A cura grega para a depressão e a ansiedade é baseada em uma interessante abordagem holística. Tratava-se de um estilo de vida conhecido como bios pythagorikos, com base no qual se ensinava as pessoas a cuidar da alimentação, da forma física e, sobretudo, do aspecto intelectual. Cuidar do corpo e cultivar a mente eram, para nossos pais da sabedoria, elementos-chave para promover o bem-estar.

É possível que, hoje em dia, esses elementos pareçam um pouco básicos. No entanto, chegamos a um ponto em nossa sociedade no qual talvez o que mais precisamos é retornar a esses fundamentos básicos. Assim, poderemos reduzir a complexidade do nosso dia a dia, economizar as preocupações, diminuir os estímulos e dar atenção às prioridades.

A filosofia é sempre um refúgio interessante para o qual voltar de vez em quando a fim de aprender, refletir e despertar. Em um mundo onde a tecnologia colapsa cada um de nossos universos pessoais, é interessante se lembrar do propósito dessa disciplina. Figuras como Platão, Aristóteles ou Pitágoras não falaram apenas de conceitos morais, éticos ou estéticos.

Eles também nos ensinaram a arte do “bem viver”. E o mais importante, se possível, o fim último da filosofia foi sempre nos ensinar a pensar melhor, algo essencial que, em última análise, também nos permite investir em bem-estar.

 “A saúde positiva requer um conhecimento da constituição primária do homem e dos poderes de diversos alimentos, tanto os naturais quanto aqueles que resultam da destreza humana. Mas somente comer não é suficiente para a saúde.

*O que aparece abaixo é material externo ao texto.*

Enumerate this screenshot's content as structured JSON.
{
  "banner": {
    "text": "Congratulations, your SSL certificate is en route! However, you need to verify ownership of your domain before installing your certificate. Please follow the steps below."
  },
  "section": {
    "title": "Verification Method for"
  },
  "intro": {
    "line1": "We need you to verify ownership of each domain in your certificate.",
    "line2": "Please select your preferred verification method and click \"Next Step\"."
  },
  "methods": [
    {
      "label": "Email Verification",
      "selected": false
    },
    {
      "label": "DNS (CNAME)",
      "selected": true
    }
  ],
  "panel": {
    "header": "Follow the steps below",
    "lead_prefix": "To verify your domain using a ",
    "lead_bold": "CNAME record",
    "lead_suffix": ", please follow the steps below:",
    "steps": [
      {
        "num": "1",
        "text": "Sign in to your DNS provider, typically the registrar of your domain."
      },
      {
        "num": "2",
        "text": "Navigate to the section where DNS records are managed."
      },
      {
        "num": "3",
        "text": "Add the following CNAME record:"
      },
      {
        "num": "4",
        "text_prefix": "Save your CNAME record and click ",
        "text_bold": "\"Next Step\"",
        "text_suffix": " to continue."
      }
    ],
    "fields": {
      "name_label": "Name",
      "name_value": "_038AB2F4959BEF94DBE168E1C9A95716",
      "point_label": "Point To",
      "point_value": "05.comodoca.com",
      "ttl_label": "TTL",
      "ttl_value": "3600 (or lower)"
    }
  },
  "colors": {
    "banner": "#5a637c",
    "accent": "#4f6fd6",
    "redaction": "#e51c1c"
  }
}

Também é preciso fazer exercícios e conhecer os seus efeitos”.
-Hipócrates-

Cura grega para a depressão e a ansiedade

A cura grega para a depressão e a ansiedade: em que consiste?

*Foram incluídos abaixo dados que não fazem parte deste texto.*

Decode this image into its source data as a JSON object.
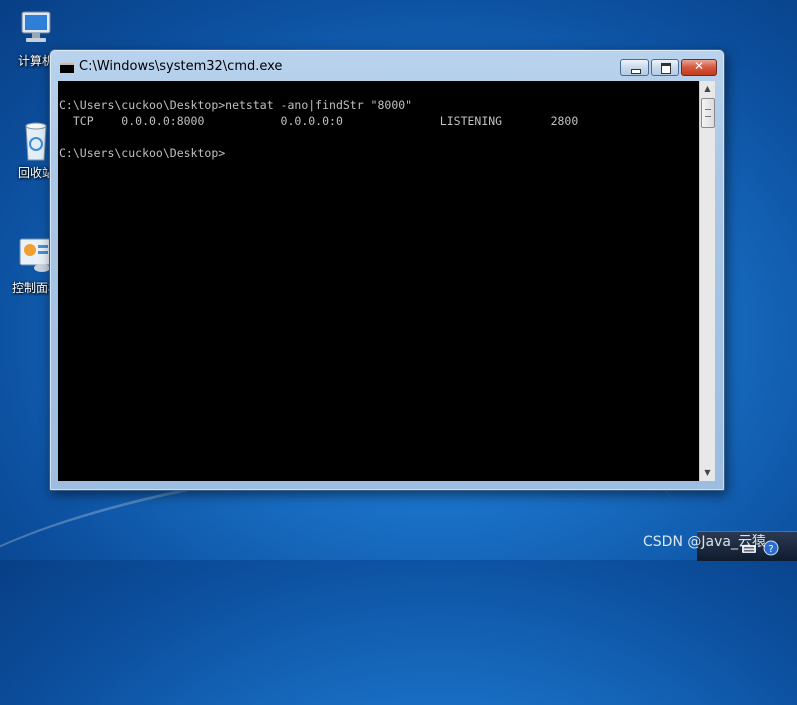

Nicholas Kardaras é um psicólogo clínico conhecido por seu trabalho em diferentes áreas: saúde mental, vícios e o impacto da tecnologia na atualidade. Uma de suas publicações de maior sucesso foi Como Platão e Pitágoras podem salvar sua vida. Nesse trabalho, apresentado em uma conferência da Associação Americana de Psicologia (APA), ele defendeu as seguintes ideias:

  • Hoje em dia, a depressão e a ansiedade são dois dos maiores desafios em matéria de saúde. E mais, a OMS estima que em 2030 ambas serão o principal problema em matéria de saúde.
  • Desse modo, estudos recentes, como um realizado em King’s College, em Londres, (considerado o maior estudo sobre depressão e ansiedade) indicam, por exemplo, que entre 30 e 40% do risco de depressão e ansiedade é genético, e entre 60 e 70% se deve a fatores ambientais.
  • Esta última porcentagem depende, portanto, de nós e das medidas sociais das quais dispomos.
  • O doutor Nicholas Kardaras indica algo interessante. A origem desses transtornos psicológicos não está apenas no nosso estilo de vida industrializado e urbanizado. Também estamos perdendo do horizonte nossas prioridades existenciais, nossos propósitos… Buscamos a felicidade em produtos com obsolescência programada.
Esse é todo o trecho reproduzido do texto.